Many of the current projects at the Northeastern Personal Health Informatics program are aimed at giving individuals — particularly people with limited resources — more opportunities to take charge of their health.

Assistant professor Andrea Grimes Parker is launching a social media program that will allow residents in Roxbury who participate in a once-a-week gym program to share their exercise tips. She believes those tips will be more useful to participants because they are “locally grounded,” coming from people in the same community.

She tried a similar program in Atlanta and found “that small feedback loop — that ‘what I’m sharing has value’ — was very encouraging and empowering to the users.”

For example, some participants wear sensors to measure their activity levels and earn small rewards for getting extra exercise, she said.

Intille and colleague Timothy Bickmore are collaborating on a project to embed patient-focused technology in hospital rooms that would allow patients to track their pain, for example, answer basic questions for them, and remind them of their doctors’ names and specialties.

Bickmore envisions a “bedside presence with a range of sensors that can tell what’s going on in the room and what’s going on with the patient.”

In another project, a Northeastern student is developing technology to identify when a patient with a neurological disorder such as ALS subtly starts losing tongue control. This can cause swallowing problems and lead to pneumonia and hospitalization, so catching it early can be beneficial to both patients and the health care system.

“There is a huge cost-savings potential,” and it has obvious benefits for the patient, said Rupal Patel. He is an associate professor in the Department of Speech-Language Pathology & Audiology and another founding member of the personal health informatics program.

The innovation came from a student who did not know anything about neurological problems, Patel said, but who saw a problem he could solve with his expertise in computer science.

That is another unusual hallmark of the Northeastern program: It matches a wide range of specialists, such as computer scientists, language pathologists, behavioral experts, and game designers, for example, with people who understand health challenges.

“All of these perspectives working collectively in this space — that’s how we’re going to have potential to have a substantive impact on public health,” said Lisa A. Marsch, director of the Center for Technology and Behavioral Health at Dartmouth College, who is not involved with the Northeastern program.

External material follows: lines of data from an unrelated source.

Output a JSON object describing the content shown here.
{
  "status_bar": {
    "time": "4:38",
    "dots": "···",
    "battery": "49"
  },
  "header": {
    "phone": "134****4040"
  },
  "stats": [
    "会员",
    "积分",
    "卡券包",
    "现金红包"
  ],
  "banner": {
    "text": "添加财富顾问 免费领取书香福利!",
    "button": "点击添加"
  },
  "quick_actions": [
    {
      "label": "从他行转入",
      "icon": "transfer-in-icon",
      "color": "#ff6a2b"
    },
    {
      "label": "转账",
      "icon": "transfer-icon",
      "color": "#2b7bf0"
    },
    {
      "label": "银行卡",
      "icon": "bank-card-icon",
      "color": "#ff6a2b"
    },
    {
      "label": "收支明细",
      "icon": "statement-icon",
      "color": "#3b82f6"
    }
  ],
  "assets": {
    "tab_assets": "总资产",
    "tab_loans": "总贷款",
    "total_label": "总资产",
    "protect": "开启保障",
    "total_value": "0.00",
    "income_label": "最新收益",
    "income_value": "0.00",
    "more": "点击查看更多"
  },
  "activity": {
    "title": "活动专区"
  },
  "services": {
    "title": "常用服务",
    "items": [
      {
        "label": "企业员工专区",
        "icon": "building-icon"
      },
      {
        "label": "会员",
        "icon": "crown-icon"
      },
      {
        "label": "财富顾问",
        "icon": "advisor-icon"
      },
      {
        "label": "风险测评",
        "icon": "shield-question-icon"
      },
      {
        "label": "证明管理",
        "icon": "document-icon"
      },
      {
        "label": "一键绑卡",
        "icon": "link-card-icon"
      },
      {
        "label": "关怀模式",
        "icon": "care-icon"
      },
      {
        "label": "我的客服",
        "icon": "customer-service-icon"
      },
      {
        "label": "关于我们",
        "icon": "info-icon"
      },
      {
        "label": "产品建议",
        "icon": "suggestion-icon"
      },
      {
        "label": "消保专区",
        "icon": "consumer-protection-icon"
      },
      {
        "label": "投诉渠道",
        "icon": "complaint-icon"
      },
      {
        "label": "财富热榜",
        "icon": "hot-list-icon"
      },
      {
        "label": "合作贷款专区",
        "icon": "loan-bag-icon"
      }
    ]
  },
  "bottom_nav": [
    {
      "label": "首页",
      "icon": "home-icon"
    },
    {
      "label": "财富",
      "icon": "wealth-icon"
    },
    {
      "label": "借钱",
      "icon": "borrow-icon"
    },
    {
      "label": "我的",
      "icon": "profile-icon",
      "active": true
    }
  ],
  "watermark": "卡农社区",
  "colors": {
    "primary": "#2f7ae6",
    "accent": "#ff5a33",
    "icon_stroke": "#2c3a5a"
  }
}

Goodwin said he could never have designed his project for autistic students without such collaborations.

Theresa Hamlin, associate executive director at the Center for Discovery, said that until now, nothing has worked to keep these students calm enough to be able to participate in typical classrooms, or even to live with their families.

“The entire system has tried everything there is,” she said. “You name it; they’ve tried it.”

Goodwin said that tracking the students and their environment will allow their teachers and caregivers to see the world as they do and better understand what triggers their tantrums.

“Something is driving [their] changes,” Goodwin said. “Demands in the classroom? Shifting stress? Seizures? Gastrointestinal problems? We don’t know.”

Part of what Goodwin and other faculty members will teach Northeastern students is how to design studies like this to make sure their technology is effective. It doesn’t matter how cool a technology is, he said, if it doesn’t provide health benefits to the user.